Vous cherchez une auto familiale, une idée de décoration, de rénovation. un voyage vacance, un bijou, une banque, un produit naturel écologique, une vitamine santé, un restaurant, un vétérinaire.

Autres textes

Chronique cinéma


Avril 2017

 par Lucie Poirier, journaliste-analyste

Entre L'odyssée et Sharkwater Extinction : Keanu Reeves, Les Mauvaises herbes, L'Atelier Pierre Thibault, et les films en préparation.

La chronique s'ouvre et se termine avec la captation de la vie aquatique. Aussi, John Wick 2, Mr Roach, La Bolduc, Il pleuvait des oiseaux et le rayonnement du cinéma québécois en France et aux États-Unis. Sans oublier le Québec et la culture du cannabis.

EN ANALYSE

01_L_odysseeL'odyssée

La superbe musique se marie admirablement à la somptuosité des images. Alexandre Desplats nous captive alors que nous accompagnons Philippe, le fils de Cousteau.  En effet, d'abord pilote d'avion, le père, Jacques-Yves a transmis à Philippe, un de ses deux fils,  sa fascination pour le ciel et sa passion pour la mer. Philippe pilote au-dessus de l'eau argenté sur laquelle se découpe l'ombre de l'avion. Soudain, le crash. Philippe remonte à la surface, il est enfant, en 1949.

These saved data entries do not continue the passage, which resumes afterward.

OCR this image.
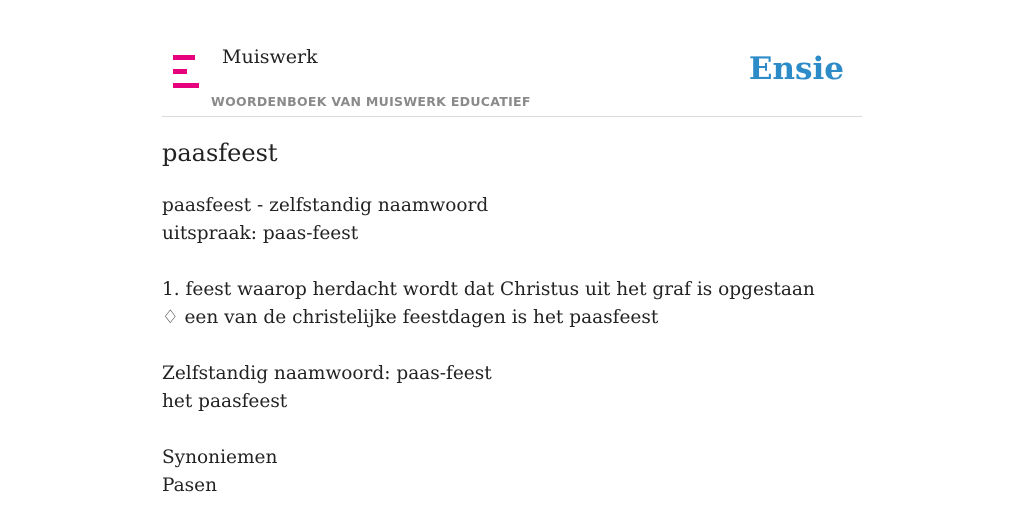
Muiswerk
WOORDENBOEK VAN MUISWERK EDUCATIEF
Ensie
paasfeest
paasfeest - zelfstandig naamwoord
uitspraak: paas-feest
1. feest waarop herdacht wordt dat Christus uit het graf is opgestaan
♢ een van de christelijke feestdagen is het paasfeest
Zelfstandig naamwoord: paas-feest
het paasfeest
Synoniemen
Pasen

Jérome Salle a réalisé le film L'odyssée en se basant sur deux livres : celui de son autre fils, Jean -Michel et celui de son assistant, Albert Falco, dit Bébert. Le commandant Jacques-Yves Cousteau a été une célébrité. Mais, aujourd'hui, déjà, il est oublié alors qu'il a initié une volonté qui perdure : celle de découvrir le monde sous -marin. Le partage de ses découvertes a particularisé son œuvre. En effet, il a témoigné tout au long de ses expéditions, attisant un intérêt et une compréhension de la vie aquatique. Avant lui, une telle démarche de sensibilisation n'avait pas atteint le grand public. Cousteau a intéressé les enfants et les adultes, il a uni la science et le cinéma.

Jérome Salle a donc entreprit d'assurer une connaissance de l'homme qui savait capter l'attention tout en préservant sa vie privée. Donc, le réalisateur nous présente un être qui, s'il a eu le vent dans les voiles, a aussi connu des tempêtes. Et c'est cet aspect, la divulgation de la vie privée, que le cinéaste a choisi de privilégier.

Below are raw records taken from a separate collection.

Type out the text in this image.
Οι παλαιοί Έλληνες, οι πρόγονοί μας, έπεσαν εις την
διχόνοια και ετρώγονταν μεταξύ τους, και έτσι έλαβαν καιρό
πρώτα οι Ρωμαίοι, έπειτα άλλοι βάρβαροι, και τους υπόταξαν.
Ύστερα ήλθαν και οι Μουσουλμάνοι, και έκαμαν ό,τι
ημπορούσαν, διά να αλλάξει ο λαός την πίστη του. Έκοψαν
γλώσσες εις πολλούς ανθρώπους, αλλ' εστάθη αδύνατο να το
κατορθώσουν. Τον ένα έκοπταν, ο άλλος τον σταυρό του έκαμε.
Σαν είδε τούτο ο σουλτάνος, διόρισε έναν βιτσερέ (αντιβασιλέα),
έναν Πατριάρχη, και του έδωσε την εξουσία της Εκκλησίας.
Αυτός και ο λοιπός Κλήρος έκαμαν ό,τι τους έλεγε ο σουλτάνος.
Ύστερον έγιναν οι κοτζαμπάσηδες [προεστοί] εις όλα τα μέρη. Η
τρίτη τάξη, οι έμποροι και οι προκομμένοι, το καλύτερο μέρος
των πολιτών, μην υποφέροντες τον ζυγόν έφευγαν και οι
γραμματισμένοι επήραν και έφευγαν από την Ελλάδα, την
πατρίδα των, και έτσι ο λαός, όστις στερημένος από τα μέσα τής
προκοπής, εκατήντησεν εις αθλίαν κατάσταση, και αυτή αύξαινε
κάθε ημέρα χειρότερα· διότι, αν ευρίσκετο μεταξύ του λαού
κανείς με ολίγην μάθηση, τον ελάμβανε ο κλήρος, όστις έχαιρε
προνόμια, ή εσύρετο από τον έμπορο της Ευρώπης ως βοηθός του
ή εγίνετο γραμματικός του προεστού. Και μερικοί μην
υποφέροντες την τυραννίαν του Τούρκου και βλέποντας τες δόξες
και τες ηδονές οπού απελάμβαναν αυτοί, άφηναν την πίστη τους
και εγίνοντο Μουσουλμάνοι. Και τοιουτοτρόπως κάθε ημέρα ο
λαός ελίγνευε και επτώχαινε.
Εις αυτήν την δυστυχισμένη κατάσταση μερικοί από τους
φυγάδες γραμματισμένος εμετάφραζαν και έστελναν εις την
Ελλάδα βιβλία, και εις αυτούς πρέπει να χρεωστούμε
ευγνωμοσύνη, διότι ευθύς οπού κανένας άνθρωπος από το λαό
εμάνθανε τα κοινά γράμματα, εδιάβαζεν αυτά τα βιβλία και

Il faut d'abord insister sur la qualité d'interprétation des acteurs : Lambert Wilson (Jacques-Yves Cousteau, commandant de La Calypso), Audrey Tatou (Simone Melchior Cousteau, son épouse) et Pierre Niney (Philippe Cousteau, son fils).

Le besoin de transmission de Jacques-Yves Cousteau existait dès 1949 quand il projetait ses films en noir et blanc pour sa famille et ses amis. Son envie de partager s'actualise quand, spontanément, il prend la parole devant le public dans une salle de cinéma après une projection qui subjugue la foule.

L'unité familiale et le plaisir dans l'eau sont montrés quand la famille fait de la plongée en se tenant par la main. La lecture du livre de Jules Verne est plus d'une fois une référence. Il lit 20 000 lieux sous les mers à ses fils quand ils sont enfants. Plus tard, quand ils seront adultes, le roman l'inspirera à nouveau pour son projet d'exploration de l'Antarctique. Entre les deux, la première page d'une revue ironise sur les déboires qu'il connait : 20 millions sous les dettes.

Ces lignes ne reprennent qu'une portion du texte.